The board of CapNet, a Northern Virginia-based high-tech lobbying group, voted late last week to reject a proposed merger with TechNet, a tech lobbying group based in Silicon Valley, several sources on the CapNet board said.

One CapNet source said TechNet wanted to take over CapNet and use it as its affiliate in the Washington, D.C., and Northern Virginia area. But “CapNet flat out refused them,” this board member said.

A spokesman for TechNet said that Lezlee Westine, the group’s new president and chief executive, was unable to comment for this story.

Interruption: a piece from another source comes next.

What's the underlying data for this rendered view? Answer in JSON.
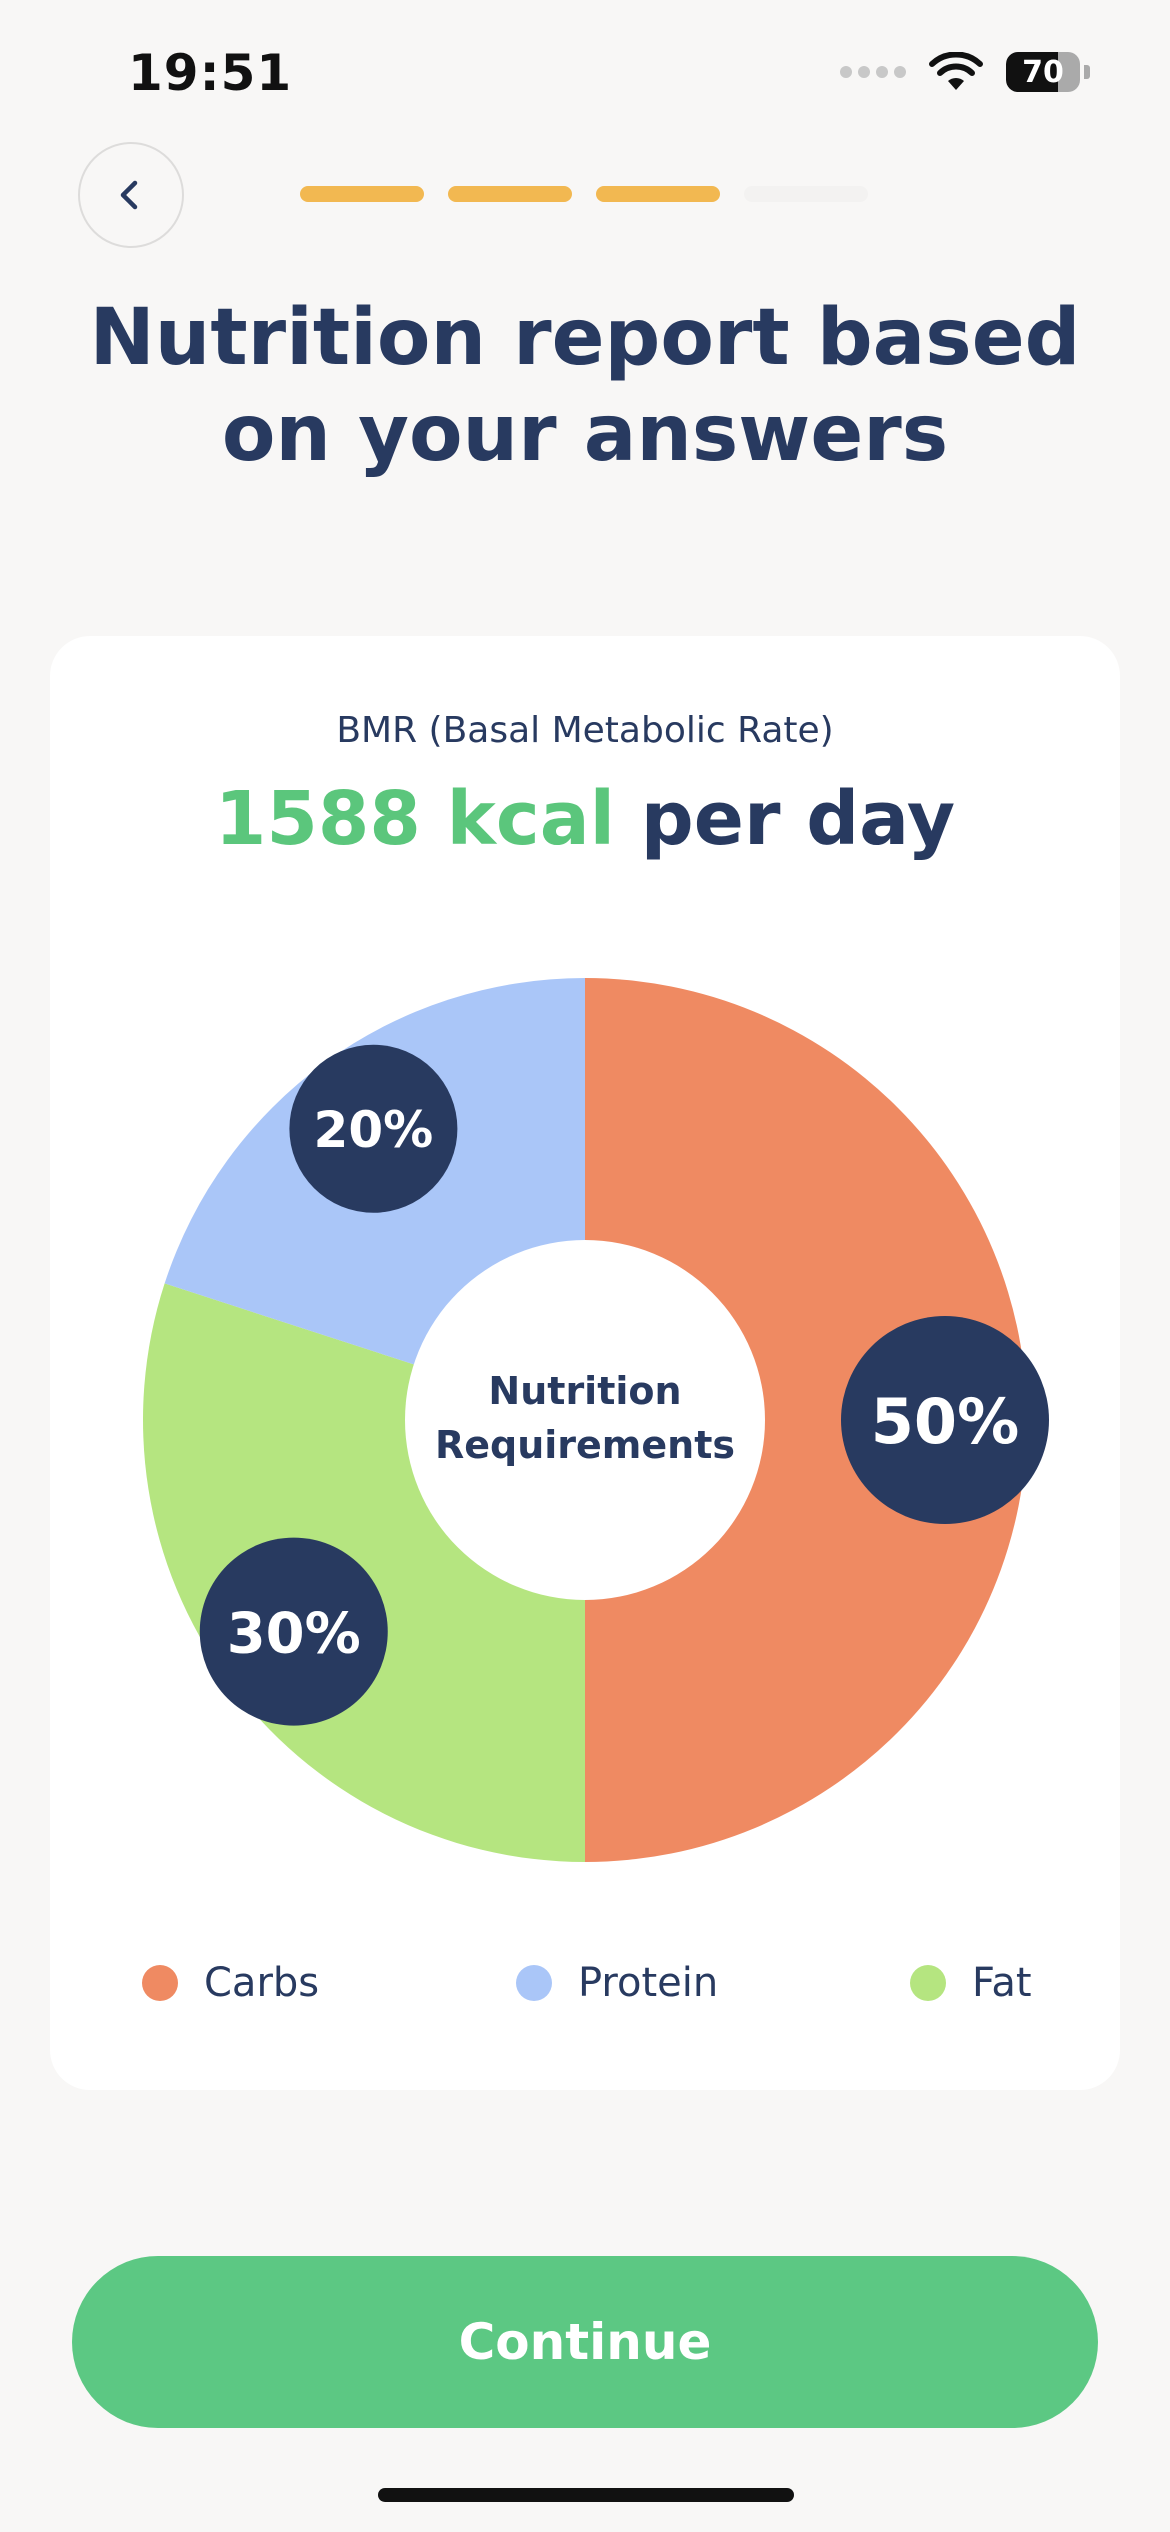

Some CapNet board members said it actually had been their group that initially approached TechNet about a merger, because CapNet’s longtime executive director, Tim Hugo, had recently left the group. At the same time, TechNet was interested in beefing up its D.C. presence.

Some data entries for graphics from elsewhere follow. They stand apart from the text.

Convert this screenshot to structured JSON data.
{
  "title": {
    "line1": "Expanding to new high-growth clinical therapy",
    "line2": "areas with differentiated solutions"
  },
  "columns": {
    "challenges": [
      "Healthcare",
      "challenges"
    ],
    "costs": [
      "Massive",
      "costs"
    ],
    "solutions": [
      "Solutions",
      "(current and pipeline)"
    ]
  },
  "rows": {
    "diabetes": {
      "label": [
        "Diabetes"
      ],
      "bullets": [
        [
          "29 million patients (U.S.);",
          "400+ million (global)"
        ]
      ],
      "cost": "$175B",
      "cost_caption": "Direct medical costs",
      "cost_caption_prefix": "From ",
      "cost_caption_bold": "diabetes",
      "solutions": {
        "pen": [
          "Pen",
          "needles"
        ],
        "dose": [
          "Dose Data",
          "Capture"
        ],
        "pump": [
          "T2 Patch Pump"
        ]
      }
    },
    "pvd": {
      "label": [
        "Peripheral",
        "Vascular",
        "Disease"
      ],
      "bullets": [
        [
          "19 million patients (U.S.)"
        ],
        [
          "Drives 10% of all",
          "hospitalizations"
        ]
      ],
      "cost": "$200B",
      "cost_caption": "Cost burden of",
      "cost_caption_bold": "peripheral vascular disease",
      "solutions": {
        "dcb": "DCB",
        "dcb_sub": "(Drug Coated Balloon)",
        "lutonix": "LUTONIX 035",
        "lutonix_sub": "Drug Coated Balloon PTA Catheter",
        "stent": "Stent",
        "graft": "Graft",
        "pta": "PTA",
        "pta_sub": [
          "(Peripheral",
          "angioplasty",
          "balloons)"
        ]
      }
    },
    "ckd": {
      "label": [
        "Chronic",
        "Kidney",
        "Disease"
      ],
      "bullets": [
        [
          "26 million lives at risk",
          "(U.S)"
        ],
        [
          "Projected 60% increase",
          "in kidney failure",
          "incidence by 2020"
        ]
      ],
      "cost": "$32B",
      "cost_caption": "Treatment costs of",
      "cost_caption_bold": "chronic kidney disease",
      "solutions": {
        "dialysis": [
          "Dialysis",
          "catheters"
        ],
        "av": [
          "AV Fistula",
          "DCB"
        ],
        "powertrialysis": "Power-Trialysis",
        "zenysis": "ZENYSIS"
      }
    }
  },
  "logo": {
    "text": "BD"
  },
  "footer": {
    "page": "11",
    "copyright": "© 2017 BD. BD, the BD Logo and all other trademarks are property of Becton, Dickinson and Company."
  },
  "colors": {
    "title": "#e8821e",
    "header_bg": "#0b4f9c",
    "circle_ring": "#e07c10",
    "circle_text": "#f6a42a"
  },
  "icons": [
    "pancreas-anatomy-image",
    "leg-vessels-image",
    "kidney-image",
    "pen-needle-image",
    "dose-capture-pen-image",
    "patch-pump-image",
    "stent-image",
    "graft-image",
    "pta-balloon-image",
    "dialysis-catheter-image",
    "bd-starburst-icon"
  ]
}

Another CapNet board member said that merger talks between CapNet and TechNet went on for about a month and were put forth to the board members as an option.

But the proposed deal ran aground amid concerns about the two groups’ differing styles.

This CapNet board member said TechNet “focuses on the above-the-clouds, 20,000-foot issues where CapNet is focused on day-to-day bills that are trying to get passed.”

“The most fascinating fact was that the people who led the fight against the merger were the companies that had joint membership in both” associations, the CapNet board member said.

According to the CapNet and TechNet Web sites, companies that have dual membership include VeriSign, Yahoo!, Hewlett-Packard, Intuit and Microsoft.

On the afternoon of May 19, the CapNet board met for a teleconference, during which some members cast their votes. Other members were able to continue voting through Friday by electronic voting, board members said.

A third board member said there had previously been a face-to-face meeting on May 17 at Microsoft’s Washington office, where members took up the issue of merging CapNet into TechNet.

CapNet has not yet replaced Hugo. Jason Flanary is serving as its interim leader.

Recently, Westine, formerly director of the White House’s Office of Public Liaison, took over TechNet as its president and chief executive. Westine’s location in D.C. marked a shift in the organization, which previously had prided itself in its California base.

The idea of merging technology trade associations has been a long running topic. Rhett Dawson, president of the Information Technology Industry Council, said that high-tech groups talk about merging often. “But there is very little evidence that there is a consolidation or merger effort under way.”

But Dawson said he sees it as inevitable. “There are too many, and our industry is converging,” he said. “I think it’s going to become clear that some groups are stronger than others.”

One CapNet board member said “as a CapNet board member, we’re always open to discussing the right kind of affiliation or partnership at the right time with any associations.”